Robert Mugabe’s decision to resign in the face of pressure from the military, his party, and the Zimbabwean people paves the way for a new chapter in Zimbabwe’s history, said the Atlantic Council’s J. Peter Pham.
Mugabe, a liberation struggle hero who led Zimbabwe since 1980, saw his star eventually tarnished by corruption, cronyism, and misrule. He abruptly resigned on November 21 as impeachment proceedings against him began in parliament in Harare.
“Mugabe’s resignation clears the way not only for the resolution of the political impasse on a constitutional basis, but also for the beginning of a new chapter in Zimbabwe’s history,” said Pham, who is director of the Atlantic Council’s Africa Center.
The opposition had made attempts to impeach Mugabe in the past, but what made this final effort significant was that the motion was introduced by Mugabe’s own party, the Zimbabwe African National Union-Patriotic Front (ZANU-PF).

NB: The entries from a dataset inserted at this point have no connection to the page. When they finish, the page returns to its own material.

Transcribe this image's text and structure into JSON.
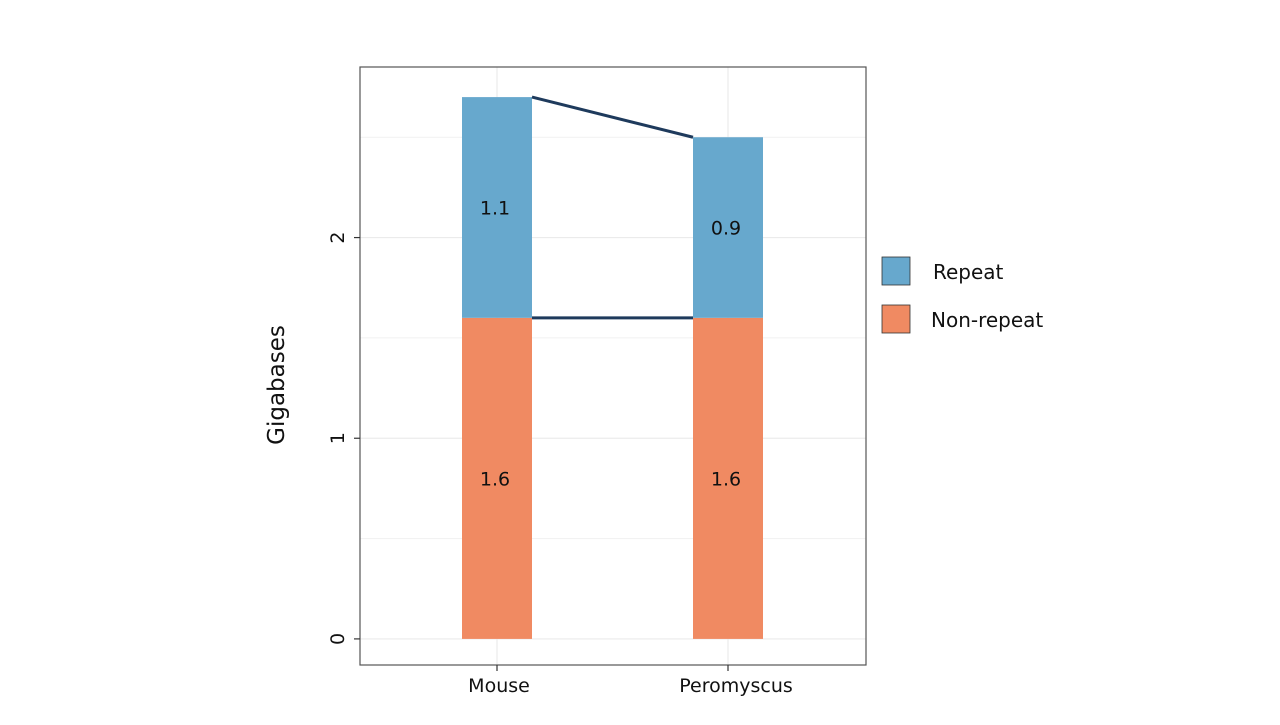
{
  "chart_data": {
    "type": "bar",
    "stacked": true,
    "categories": [
      "Mouse",
      "Peromyscus"
    ],
    "series": [
      {
        "name": "Non-repeat",
        "values": [
          1.6,
          1.6
        ],
        "labels": [
          "1.6",
          "1.6"
        ],
        "color": "#F08A62"
      },
      {
        "name": "Repeat",
        "values": [
          1.1,
          0.9
        ],
        "labels": [
          "1.1",
          "0.9"
        ],
        "color": "#67A8CD"
      }
    ],
    "xlabel": "",
    "ylabel": "Gigabases",
    "ylim": [
      -0.13,
      2.85
    ],
    "yticks": [
      0,
      1,
      2
    ],
    "ytick_labels": [
      "0",
      "1",
      "2"
    ],
    "grid": true,
    "legend_position": "right",
    "connector_color": "#1E3A5C"
  }
}
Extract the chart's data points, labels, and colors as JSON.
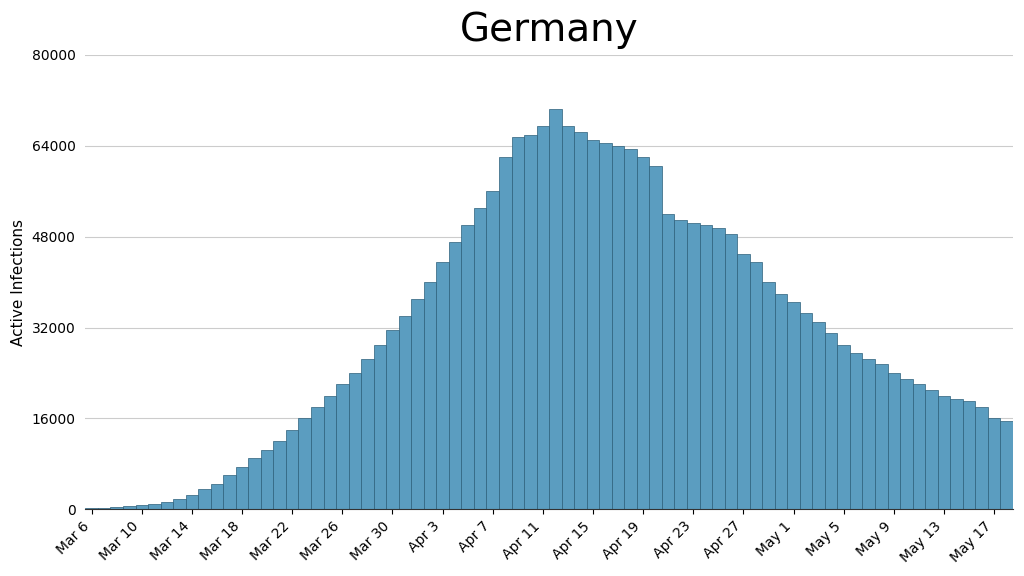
{
  "title": "Germany",
  "ylabel": "Active Infections",
  "bar_color": "#5b9dc0",
  "bar_edge_color": "#2c5f7a",
  "background_color": "#ffffff",
  "ylim": [
    0,
    80000
  ],
  "yticks": [
    0,
    16000,
    32000,
    48000,
    64000,
    80000
  ],
  "title_fontsize": 28,
  "label_fontsize": 11,
  "tick_fontsize": 10,
  "values": [
    200,
    300,
    400,
    600,
    800,
    1000,
    1300,
    1800,
    2500,
    3500,
    4500,
    6000,
    7500,
    9000,
    10500,
    12000,
    14000,
    16000,
    18000,
    20000,
    22000,
    24000,
    26500,
    29000,
    31500,
    34000,
    37000,
    40000,
    43500,
    47000,
    50000,
    53000,
    56000,
    62000,
    65500,
    66000,
    67500,
    70500,
    67500,
    66500,
    65000,
    64500,
    64000,
    63500,
    62000,
    60500,
    52000,
    51000,
    50500,
    50000,
    49500,
    48500,
    45000,
    43500,
    40000,
    38000,
    36500,
    34500,
    33000,
    31000,
    29000,
    27500,
    26500,
    25500,
    24000,
    23000,
    22000,
    21000,
    20000,
    19500,
    19000,
    18000,
    16000,
    15500
  ],
  "xtick_labels": [
    "Mar 6",
    "Mar 10",
    "Mar 14",
    "Mar 18",
    "Mar 22",
    "Mar 26",
    "Mar 30",
    "Apr 3",
    "Apr 7",
    "Apr 11",
    "Apr 15",
    "Apr 19",
    "Apr 23",
    "Apr 27",
    "May 1",
    "May 5",
    "May 9",
    "May 13",
    "May 17"
  ],
  "xtick_positions": [
    0,
    4,
    8,
    12,
    16,
    20,
    24,
    28,
    32,
    36,
    40,
    44,
    48,
    52,
    56,
    60,
    64,
    68,
    72
  ]
}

“The motion to impeach was tabled by the former ruler’s own ZANU-PF party and seconded by the main opposition party, the [Movement for Democratic Change-Tsvangirai] MDC-T—a remarkable show of legislative unity that reflected the unity of the Zimbabwean people in the almost celebratory marches this past weekend demanding Mugabe’s departure,” said Pham.
“One would hope that the new government, presumably to be led by former Vice President Emmerson Mnangagwa, will likewise be broadly inclusive,” he said. “If it is so, it will need and should get the support of the international community. It is in no one’s interest that Zimbabwe be worse off than what Mugabe has left it after his many years of misrule.”
ZANU-PF ousted Mugabe as its leader and appointed Mnangagwa in his place earlier this week. Mnangagwa has the support of the military and Zimbabwe’s aging war veterans. He headed an elite band of guerillas known as the Crocodile Fighters during Zimbabwe’s independence struggle. He has also served as minister of defense, minister of justice, speaker of parliament, and until November 6 as vice president of Zimbabwe.
Mnangagwa is also the subject of US Treasury sanctions for his role in the suppressing democracy in Zimbabwe.
In an earlier interview with the New Atlanticist, Pham noted that the United States should nevertheless work with Mugabe’s successor who will have to overcome immense challenges.
“Zimbabwe, thanks to the gross mismanagement of Mugabe, has been turned literally from southern Africa’s breadbasket into a basket case,” he said.
The country is in hyperinflation and does not have the resources to pay the military, security services, and civil services.
“Some sort of engagement is necessary to give the government breathing room—it needs to be held to benchmarks, certainly—in order for it to move toward what one hopes will be a free, transparent, credible electoral process in 2018,” Pham said.
As for how Mugabe will be remembered, Pham said: “Unfortunately, he will be remembered more for his later inertia than for the accomplishments of his earlier days.”